After leaving Pokhara, I asked the family more questions over e-mail and found out that the two eldest sons had a sponsor sending them to private school. I believe in supporting education not supporting bad business habits, and the family only really wanted to pay their four month rent debt. I even offered a small loan to get the tailor’s sister, who is 20 with a 5th grade education, some training so she could support the family, but they wrote back with "you must be intelligent and rich" to participate in the women's skills development progams. Although they may have been trying to communicate with me, it seemed far fetched to need to be smart and have money to join a women's skills development program. She is waiting to marry a foreigner as she doesn’t want to marry a Nepali and she can barely speak English.

This is where our cultures are so different. The idea of women becoming independent and self-sustainable is slowly growing in Nepal. I am my grandmother’s granddaughter and my mother’s daughter. My grandmother has survived three husbands and my mother, one. I had learned to be extremely independent when young that the thought of waiting to get married for financial stability made me cringe. Listening to this girl talk about getting married as a way out of being a burden to her brother was heart wrenching. Many Nepali girls get married in arranged marriages starting at 16 and divorce isn’t an option.
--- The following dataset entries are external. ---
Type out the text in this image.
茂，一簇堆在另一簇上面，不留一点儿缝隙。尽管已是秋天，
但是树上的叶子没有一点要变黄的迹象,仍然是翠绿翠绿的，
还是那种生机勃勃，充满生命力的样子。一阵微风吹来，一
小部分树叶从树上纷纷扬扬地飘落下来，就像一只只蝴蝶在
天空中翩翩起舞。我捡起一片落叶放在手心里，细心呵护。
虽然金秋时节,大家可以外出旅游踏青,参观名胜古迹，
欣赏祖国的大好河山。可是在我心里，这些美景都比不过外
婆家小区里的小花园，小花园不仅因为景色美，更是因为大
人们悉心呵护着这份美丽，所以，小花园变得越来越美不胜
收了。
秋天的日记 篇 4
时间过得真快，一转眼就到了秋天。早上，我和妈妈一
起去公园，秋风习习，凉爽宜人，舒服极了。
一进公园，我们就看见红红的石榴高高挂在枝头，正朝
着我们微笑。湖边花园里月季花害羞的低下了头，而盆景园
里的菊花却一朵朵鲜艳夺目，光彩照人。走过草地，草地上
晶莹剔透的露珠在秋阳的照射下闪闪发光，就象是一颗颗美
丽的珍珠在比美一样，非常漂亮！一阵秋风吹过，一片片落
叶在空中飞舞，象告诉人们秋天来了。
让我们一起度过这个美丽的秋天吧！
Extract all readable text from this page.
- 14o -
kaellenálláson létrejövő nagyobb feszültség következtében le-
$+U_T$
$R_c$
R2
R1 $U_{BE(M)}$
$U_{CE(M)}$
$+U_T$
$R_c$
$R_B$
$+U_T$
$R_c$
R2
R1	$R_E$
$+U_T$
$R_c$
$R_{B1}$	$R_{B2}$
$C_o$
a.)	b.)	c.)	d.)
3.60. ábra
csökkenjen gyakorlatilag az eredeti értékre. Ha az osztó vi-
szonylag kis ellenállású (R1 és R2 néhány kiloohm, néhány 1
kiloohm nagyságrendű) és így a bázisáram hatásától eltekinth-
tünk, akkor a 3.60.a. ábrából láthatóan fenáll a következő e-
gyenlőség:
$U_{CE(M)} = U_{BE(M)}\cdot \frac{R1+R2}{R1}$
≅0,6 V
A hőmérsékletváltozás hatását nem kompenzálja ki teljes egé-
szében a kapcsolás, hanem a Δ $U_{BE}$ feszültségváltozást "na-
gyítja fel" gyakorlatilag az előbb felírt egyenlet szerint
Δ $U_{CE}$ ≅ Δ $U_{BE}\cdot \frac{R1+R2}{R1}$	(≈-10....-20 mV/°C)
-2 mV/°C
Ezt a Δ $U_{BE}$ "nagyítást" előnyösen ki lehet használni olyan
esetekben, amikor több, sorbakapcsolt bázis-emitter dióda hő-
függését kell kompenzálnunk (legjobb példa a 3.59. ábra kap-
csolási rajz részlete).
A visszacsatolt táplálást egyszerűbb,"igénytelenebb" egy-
On the bus home, I sat across from Gillian, a nursing student from Canada. She volunteered for Base Camp International Centres which has its main offices in Toronto and Kathmandu. Base Camp organizes people who want to volunteer and help projects for the long term that need human resources. For example, if you were a nurse or into construction, you could go to Costa Rica or many other countries around the world to help out for a minimum of two months. AHF receives requests all the time from our donors or random people that call in who want to volunteer at the projects and they are consistently turned away. The amount of work, time and money that is needed to organize volunteers is extremely draining. Over the seven hour bus ride, in between naps, we talked about our experiences working for NGOs is Nepal and made plans for the week.